If you've ever tried to explain a moral dilemma to a friend, you've likely struggled to fully articulate its complexity. There's so much more to difficult conversations or decisions than the basic "facts" we might use to describe them.  Should you confront a coworker about their recent behavior? Well -- it may depend on the moment, the mood, the time of day, etc. In “Literature and the Moral Imagination,” Martha Nussbaum argues that these ambiguities and particularities are best explored in literature -- in her words, “the novel can be a paradigm of moral activity.”

In Nussbaum’s view, fiction can give us a window into the complexity of moral judgment. This is both a claim about morality and a claim about literature. Knowledge of abstract universals is not sufficient to recognize what we ought to do, but even “intellectual knowledge of particular facts” will not suffice for virtue. Instead, she argues, virtue moves beyond both duty or calculation to a sort of perception of ourselves, the world, and the people in it. She summarizes: “A responsible action … is a highly context-specific and nuanced and responsive thing whose rightness could not be captured in a description that fell short of the artistic.” For instance, a character in the novel has a challenging conversation where he must speak the truth in love. It is impossible to explain why he does The Right Thing without reference to tremendous nuances of the particular interaction: the tone of voice he takes, the pauses in delivery, “the precise tonality and quality” of his embrace, all considerations which allow for the “best possibility” without reducing his behavior to “overt acts.”

This essay is a marvelous explication of Aristotelian virtue theory. As Nussbaum explains: “in good deliberation and judgment, the particular is in some sense prior to general rules and principles.” This understanding of moral action guided by prudence – a kind of perception – is far more satisfying and truer to life than the utilitarian/deontic duopoly of ethics. It recognizes the importance of particular situations, duties, and general guiding principles. And Nussbaum manages to capture some of the ambiguity and complexity of the moral life lived with a sensitivity to the particularities of the people and places we find around us. She points us to fiction as the genre that helps us study the "art" of moral decision-making.

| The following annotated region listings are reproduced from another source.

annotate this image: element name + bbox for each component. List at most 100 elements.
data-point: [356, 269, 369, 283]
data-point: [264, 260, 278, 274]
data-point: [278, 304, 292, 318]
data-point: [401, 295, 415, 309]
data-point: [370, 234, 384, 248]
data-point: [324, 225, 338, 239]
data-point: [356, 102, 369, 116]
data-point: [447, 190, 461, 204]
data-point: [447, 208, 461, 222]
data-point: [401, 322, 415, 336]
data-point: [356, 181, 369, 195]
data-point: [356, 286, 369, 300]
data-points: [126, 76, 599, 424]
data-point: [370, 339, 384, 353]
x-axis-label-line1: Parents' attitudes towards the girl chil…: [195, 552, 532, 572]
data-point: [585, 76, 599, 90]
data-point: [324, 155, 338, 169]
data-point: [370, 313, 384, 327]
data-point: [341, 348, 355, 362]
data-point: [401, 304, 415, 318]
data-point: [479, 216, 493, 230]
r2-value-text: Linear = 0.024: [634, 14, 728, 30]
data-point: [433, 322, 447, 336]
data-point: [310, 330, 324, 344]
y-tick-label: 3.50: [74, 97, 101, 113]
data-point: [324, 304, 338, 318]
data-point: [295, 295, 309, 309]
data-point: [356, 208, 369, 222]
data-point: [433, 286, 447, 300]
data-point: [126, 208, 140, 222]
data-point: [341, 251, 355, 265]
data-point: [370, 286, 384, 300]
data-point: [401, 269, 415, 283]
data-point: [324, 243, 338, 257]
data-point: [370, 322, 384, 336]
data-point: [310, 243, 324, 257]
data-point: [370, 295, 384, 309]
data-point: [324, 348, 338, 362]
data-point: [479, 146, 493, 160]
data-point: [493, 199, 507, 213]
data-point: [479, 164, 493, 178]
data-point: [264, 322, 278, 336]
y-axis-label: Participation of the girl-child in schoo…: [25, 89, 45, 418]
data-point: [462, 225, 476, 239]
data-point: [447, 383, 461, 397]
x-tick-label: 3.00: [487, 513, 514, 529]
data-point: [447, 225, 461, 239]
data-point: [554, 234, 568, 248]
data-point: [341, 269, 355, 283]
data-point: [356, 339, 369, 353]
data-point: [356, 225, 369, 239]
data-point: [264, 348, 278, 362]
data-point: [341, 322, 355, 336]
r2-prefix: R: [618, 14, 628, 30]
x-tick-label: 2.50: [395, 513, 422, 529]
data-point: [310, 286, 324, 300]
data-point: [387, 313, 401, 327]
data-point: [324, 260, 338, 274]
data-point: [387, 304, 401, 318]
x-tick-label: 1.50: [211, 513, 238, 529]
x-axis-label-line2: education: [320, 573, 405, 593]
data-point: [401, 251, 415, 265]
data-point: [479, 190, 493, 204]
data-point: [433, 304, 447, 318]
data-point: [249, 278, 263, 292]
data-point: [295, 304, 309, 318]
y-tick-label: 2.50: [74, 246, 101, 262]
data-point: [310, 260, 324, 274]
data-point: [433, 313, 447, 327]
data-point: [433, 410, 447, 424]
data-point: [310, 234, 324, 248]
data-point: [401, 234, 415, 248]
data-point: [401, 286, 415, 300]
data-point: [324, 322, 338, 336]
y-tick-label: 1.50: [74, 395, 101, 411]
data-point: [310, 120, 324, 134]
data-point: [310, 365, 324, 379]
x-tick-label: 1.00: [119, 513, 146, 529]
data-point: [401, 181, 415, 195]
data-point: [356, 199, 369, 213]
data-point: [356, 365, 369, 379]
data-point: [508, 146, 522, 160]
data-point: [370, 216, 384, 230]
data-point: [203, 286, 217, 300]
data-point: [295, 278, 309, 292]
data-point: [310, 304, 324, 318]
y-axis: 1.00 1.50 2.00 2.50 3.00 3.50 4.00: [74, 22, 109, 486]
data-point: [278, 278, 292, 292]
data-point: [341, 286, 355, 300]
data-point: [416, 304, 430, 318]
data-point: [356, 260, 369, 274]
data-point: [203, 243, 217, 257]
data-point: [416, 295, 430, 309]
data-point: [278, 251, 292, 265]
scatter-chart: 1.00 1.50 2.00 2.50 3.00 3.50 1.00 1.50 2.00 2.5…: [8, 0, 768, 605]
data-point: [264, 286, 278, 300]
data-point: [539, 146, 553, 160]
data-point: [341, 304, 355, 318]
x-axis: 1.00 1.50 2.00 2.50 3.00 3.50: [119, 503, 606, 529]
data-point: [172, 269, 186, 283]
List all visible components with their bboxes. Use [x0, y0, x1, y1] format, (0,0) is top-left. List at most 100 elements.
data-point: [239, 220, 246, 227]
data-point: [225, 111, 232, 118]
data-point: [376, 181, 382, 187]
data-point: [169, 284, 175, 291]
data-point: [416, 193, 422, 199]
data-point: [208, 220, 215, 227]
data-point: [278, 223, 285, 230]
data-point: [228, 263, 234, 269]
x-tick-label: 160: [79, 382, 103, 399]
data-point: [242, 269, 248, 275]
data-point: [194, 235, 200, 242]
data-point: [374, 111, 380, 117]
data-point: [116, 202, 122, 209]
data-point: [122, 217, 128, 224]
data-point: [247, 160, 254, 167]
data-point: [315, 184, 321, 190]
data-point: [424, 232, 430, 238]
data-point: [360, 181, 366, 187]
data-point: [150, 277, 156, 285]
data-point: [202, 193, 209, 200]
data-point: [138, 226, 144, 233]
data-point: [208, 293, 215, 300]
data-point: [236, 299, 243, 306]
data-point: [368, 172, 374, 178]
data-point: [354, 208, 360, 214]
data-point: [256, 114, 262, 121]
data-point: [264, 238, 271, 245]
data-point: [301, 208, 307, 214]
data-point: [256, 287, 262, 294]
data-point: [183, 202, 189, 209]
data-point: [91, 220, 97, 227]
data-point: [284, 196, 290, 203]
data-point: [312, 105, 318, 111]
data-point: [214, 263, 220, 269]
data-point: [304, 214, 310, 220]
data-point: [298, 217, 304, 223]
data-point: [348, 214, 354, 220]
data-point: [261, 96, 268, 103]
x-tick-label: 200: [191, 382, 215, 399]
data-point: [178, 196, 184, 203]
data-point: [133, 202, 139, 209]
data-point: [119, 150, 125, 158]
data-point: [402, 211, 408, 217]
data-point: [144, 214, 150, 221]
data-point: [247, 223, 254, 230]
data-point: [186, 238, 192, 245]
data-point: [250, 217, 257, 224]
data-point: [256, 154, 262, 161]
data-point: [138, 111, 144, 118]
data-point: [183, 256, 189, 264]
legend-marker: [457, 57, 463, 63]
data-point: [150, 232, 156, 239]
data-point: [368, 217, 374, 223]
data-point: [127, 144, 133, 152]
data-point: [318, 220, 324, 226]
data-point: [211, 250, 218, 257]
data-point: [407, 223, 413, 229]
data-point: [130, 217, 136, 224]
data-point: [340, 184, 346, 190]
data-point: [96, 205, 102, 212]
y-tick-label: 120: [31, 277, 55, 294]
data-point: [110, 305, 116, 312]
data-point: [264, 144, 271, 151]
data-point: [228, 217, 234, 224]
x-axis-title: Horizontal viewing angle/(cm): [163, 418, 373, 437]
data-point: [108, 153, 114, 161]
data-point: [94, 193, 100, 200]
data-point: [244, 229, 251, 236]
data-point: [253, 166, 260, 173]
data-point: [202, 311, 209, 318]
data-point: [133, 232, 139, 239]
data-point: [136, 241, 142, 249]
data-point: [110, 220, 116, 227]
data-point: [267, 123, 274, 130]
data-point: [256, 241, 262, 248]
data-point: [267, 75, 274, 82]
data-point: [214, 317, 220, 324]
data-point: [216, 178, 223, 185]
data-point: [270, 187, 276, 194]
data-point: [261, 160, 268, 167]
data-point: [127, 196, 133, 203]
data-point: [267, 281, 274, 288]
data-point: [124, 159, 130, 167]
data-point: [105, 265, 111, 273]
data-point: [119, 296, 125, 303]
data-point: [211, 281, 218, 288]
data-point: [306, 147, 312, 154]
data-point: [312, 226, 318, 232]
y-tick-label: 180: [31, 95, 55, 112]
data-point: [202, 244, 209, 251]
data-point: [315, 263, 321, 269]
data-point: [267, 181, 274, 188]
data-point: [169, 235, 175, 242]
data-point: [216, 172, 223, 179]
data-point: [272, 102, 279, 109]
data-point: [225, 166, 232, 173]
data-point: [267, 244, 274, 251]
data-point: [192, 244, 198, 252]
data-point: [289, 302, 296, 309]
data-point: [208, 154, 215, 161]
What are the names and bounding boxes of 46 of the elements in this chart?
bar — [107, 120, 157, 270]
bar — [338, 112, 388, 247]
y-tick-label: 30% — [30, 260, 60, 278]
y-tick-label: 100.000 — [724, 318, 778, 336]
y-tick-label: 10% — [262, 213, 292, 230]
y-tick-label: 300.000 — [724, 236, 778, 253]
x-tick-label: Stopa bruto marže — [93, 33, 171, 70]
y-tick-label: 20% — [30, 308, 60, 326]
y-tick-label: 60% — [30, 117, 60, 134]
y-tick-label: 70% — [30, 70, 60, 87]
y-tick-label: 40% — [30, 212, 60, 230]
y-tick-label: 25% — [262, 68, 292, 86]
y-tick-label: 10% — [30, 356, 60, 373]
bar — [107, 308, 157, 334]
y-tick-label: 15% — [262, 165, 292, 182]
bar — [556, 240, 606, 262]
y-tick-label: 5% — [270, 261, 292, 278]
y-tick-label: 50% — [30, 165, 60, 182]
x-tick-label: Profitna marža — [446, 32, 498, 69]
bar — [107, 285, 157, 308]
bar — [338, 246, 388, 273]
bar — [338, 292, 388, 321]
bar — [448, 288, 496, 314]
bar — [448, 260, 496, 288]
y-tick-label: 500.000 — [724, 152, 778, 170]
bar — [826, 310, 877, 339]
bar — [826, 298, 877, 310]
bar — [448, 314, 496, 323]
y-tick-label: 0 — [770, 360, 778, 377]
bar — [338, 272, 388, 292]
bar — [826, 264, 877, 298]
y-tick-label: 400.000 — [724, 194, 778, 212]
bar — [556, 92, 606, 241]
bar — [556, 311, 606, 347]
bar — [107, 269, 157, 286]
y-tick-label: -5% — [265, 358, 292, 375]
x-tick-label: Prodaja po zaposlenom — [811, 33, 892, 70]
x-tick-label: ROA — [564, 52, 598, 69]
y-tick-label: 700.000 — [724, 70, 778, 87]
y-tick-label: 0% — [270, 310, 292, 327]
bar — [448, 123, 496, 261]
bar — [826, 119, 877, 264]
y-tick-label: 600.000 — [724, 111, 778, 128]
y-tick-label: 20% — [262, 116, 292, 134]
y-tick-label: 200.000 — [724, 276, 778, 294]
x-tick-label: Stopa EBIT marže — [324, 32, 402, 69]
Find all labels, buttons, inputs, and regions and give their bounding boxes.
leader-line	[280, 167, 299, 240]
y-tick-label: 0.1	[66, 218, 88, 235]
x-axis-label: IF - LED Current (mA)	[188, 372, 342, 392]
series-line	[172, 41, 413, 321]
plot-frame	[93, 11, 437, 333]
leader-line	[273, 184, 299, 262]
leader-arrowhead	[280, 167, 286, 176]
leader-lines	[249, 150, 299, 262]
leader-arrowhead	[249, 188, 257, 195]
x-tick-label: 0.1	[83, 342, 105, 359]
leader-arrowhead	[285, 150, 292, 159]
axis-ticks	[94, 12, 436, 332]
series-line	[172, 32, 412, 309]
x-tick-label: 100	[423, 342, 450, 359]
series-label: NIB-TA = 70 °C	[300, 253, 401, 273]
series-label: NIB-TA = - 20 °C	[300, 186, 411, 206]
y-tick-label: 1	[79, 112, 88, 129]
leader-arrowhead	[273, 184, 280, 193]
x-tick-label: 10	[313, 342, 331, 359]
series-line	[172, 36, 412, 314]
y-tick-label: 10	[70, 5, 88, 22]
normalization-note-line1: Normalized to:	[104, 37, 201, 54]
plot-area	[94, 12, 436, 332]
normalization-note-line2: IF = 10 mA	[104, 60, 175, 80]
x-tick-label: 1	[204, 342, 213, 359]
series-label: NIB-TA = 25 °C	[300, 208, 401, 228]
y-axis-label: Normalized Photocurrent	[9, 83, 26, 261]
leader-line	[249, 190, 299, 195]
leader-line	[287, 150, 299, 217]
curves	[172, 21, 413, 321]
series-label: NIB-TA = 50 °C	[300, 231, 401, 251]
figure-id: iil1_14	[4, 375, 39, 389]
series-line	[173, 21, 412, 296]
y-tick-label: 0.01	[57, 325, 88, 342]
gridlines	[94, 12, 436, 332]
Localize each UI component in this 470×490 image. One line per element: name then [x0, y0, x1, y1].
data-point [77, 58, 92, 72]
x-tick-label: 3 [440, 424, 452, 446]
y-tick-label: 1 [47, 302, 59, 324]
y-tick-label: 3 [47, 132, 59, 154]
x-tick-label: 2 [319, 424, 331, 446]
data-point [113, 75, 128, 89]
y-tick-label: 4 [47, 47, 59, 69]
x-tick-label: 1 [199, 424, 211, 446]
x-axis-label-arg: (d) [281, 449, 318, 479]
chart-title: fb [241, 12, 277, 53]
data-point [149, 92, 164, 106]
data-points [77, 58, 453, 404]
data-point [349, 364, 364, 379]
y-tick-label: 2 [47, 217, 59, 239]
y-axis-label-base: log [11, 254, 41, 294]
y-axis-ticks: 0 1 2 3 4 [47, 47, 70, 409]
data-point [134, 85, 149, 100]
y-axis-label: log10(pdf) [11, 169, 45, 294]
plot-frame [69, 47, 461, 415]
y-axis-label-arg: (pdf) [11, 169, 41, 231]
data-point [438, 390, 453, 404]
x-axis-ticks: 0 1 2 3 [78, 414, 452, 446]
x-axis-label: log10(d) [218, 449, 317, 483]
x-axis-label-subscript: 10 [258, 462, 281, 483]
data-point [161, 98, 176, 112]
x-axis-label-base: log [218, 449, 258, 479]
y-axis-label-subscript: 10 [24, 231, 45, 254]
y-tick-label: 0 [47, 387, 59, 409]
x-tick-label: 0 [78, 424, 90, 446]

Josef Pieper suggests a similar approach to the good life in "The Art of Making the Right Decisions" (part of this anthology). Prudence, he writes, is the mother of virtue: "the precondition for all that is ethically good." If we are prudent, we are able to see the world as it is: an "exacting and in many ways hazardous" endeavor. We are the ones who make this difficult by pre-interpreting the people and events around us rather than listening or watching. Much as in Nussbaum, it is worthless to apply rules or principles if we have not first paid attention to the particulars. But how is this done? Pieper continues: 

What is asked of us, then, is no less than this: to reduce our own interest to that silence which is an absolute precondition if we want to hear or perceive anything. Yet everybody knows -- whether we are dealing with the reconstruction of a traffic accident or trying to arrive at an adequate judgement in some dispute: Should one of the parties involved fail to see the events the way they really occured, then all further considerations become futile; the precondition for further reasoning is simply missing. The precondition for every ethical decision is the perception and examination of reality. 

Many arguments, at their essence, are about correctly perceiving a conversation or event. Without seeing or hearing the world as it is, we cannot possibly deliberate about it. Both fiction (for Nussbaum) and silence/deference (for Pieper) train our eyes to see the world and our choices as they are. As Pieper concludes: "to savor all things as they are is truly to taste wisdom."